Sułtan Brunei chce kupić słynną rezydencję zmarłego w zeszłym roku byłego premiera Włoch Silvio Berlusconiego. Jej wartość szacuje się na około pół miliarda euro. Wśród atrakcji posiadłości Villa Certosa na Sardynii jest między innymi sztuczny wulkan, który polityk i magnat medialny prezentował swoim gościom.
Według włoskich mediów, wystawioną na sprzedaż posiadłością w Porto Rotondo na Szmaragdowym Wybrzeżu, ze 126 pokojami i parkiem o powierzchni 120 hektarów, zainteresował się sułtan Brunei Hassanal Bolkiah, którzy od ponad pół wieku stoi na czele monarchii absolutnej.
77-letni władca miał już okazję zobaczyć luksusową rezydencję Berlusconiego, do której przed laty zapraszał on wielu światowych przywódców.
Jak twierdzi prasa, sułtan przybył tam podczas trwających 10 dni w styczniu uroczystości z okazji ślubu jego 32-letniego syna.

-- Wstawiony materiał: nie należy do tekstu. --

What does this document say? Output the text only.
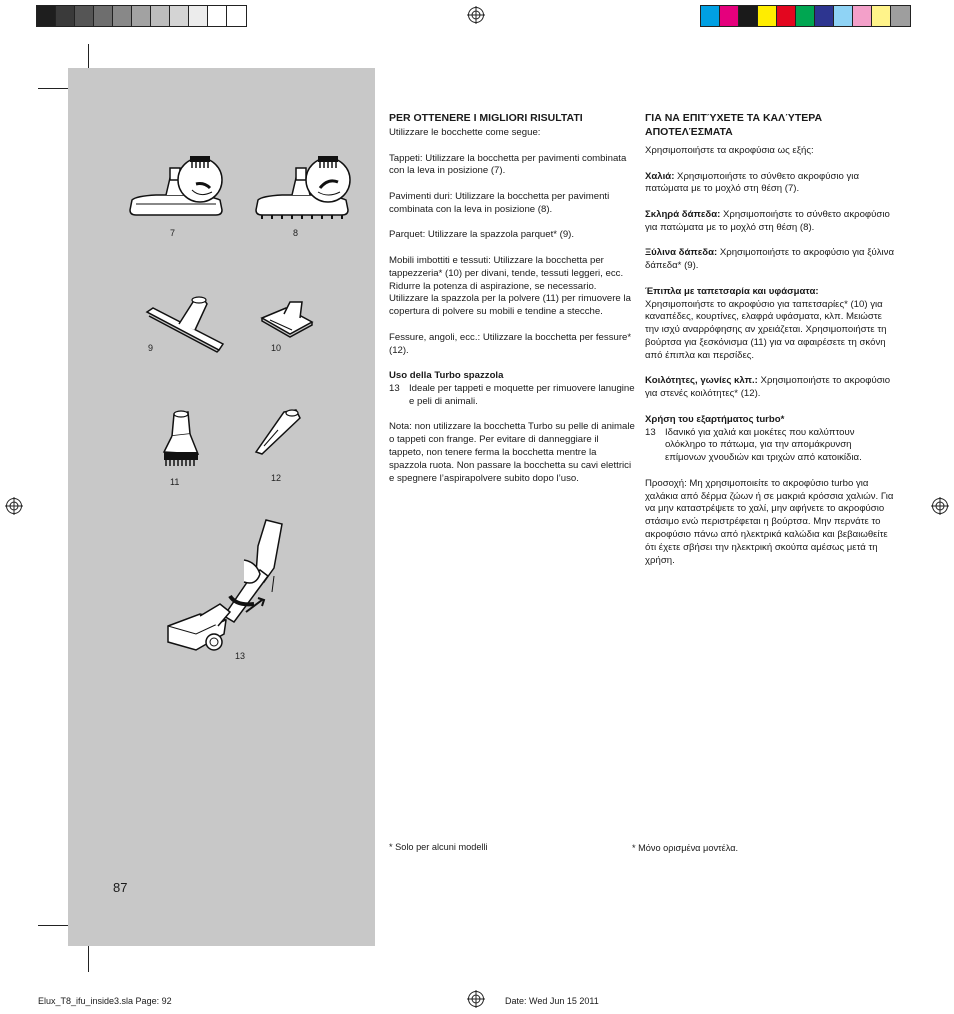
7	8
9	10
11	12
13
PER OTTENERE I MIGLIORI RISULTATI

Utilizzare le bocchette come segue:

Tappeti: Utilizzare la bocchetta per pavimenti combinata con la leva in posizione (7).

Pavimenti duri: Utilizzare la bocchetta per pavimenti combinata con la leva in posizione (8).

Parquet: Utilizzare la spazzola parquet* (9).

Mobili imbottiti e tessuti: Utilizzare la bocchetta per tappezzeria* (10) per divani, tende, tessuti leggeri, ecc. Ridurre la potenza di aspirazione, se necessario. Utilizzare la spazzola per la polvere (11) per rimuovere la copertura di polvere su mobili e tendine a stecche.

Fessure, angoli, ecc.: Utilizzare la bocchetta per fessure* (12).

Uso della Turbo spazzola
13 Ideale per tappeti e moquette per rimuovere lanugine e peli di animali.

Nota: non utilizzare la bocchetta Turbo su pelle di animale o tappeti con frange. Per evitare di danneggiare il tappeto, non tenere ferma la bocchetta mentre la spazzola ruota. Non passare la bocchetta su cavi elettrici e spegnere l’aspirapolvere subito dopo l’uso.

ΓΙΑ ΝΑ ΕΠΙΤΎΧΕΤΕ ΤΑ ΚΑΛΎΤΕΡΑ ΑΠΟΤΕΛΈΣΜΑΤΑ

Χρησιμοποιήστε τα ακροφύσια ως εξής:

Χαλιά: Χρησιμοποιήστε το σύνθετο ακροφύσιο για πατώματα με το μοχλό στη θέση (7).

Σκληρά δάπεδα: Χρησιμοποιήστε το σύνθετο ακροφύσιο για πατώματα με το μοχλό στη θέση (8).

Ξύλινα δάπεδα: Χρησιμοποιήστε το ακροφύσιο για ξύλινα δάπεδα* (9).

Έπιπλα με ταπετσαρία και υφάσματα:

Χρησιμοποιήστε το ακροφύσιο για ταπετσαρίες* (10) για καναπέδες, κουρτίνες, ελαφρά υφάσματα, κλπ. Μειώστε την ισχύ αναρρόφησης αν χρειάζεται. Χρησιμοποιήστε τη βούρτσα για ξεσκόνισμα (11) για να αφαιρέσετε τη σκόνη από έπιπλα και περσίδες.

Κοιλότητες, γωνίες κλπ.: Χρησιμοποιήστε το ακροφύσιο για στενές κοιλότητες* (12).

Χρήση του εξαρτήματος turbo*
13 Ιδανικό για χαλιά και μοκέτες που καλύπτουν ολόκληρο το πάτωμα, για την απομάκρυνση επίμονων χνουδιών και τριχών από κατοικίδια.

Προσοχή: Μη χρησιμοποιείτε το ακροφύσιο turbo για χαλάκια από δέρμα ζώων ή σε μακριά κρόσσια χαλιών. Για να μην καταστρέψετε το χαλί, μην αφήνετε το ακροφύσιο στάσιμο ενώ περιστρέφεται η βούρτσα. Μην περνάτε το ακροφύσιο πάνω από ηλεκτρικά καλώδια και βεβαιωθείτε ότι έχετε σβήσει την ηλεκτρική σκούπα αμέσως μετά τη χρήση.

* Solo per alcuni modelli	* Μόνο ορισμένα μοντέλα.
87
Elux_T8_ifu_inside3.sla Page: 92	Date: Wed Jun 15 2011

Ceremonię zorganizowano na pokładzie statku podczas rejsu po Morzu Śródziemnym, także w rejonie Sardynii, i to wtedy samolot władcy wylądował w Olbii na wyspie.
Cena posiadłości może przyprawiać o zawrót głowy, ale nie jest wygórowana dla sułtana, który ma między innymi 452 samochodów Ferrari i 500 Rolls Royce'ów oraz dziesiątki unikatowych modeli aut.
Sam jego park samochodowy szacuje się na wartość 5 miliardów euro.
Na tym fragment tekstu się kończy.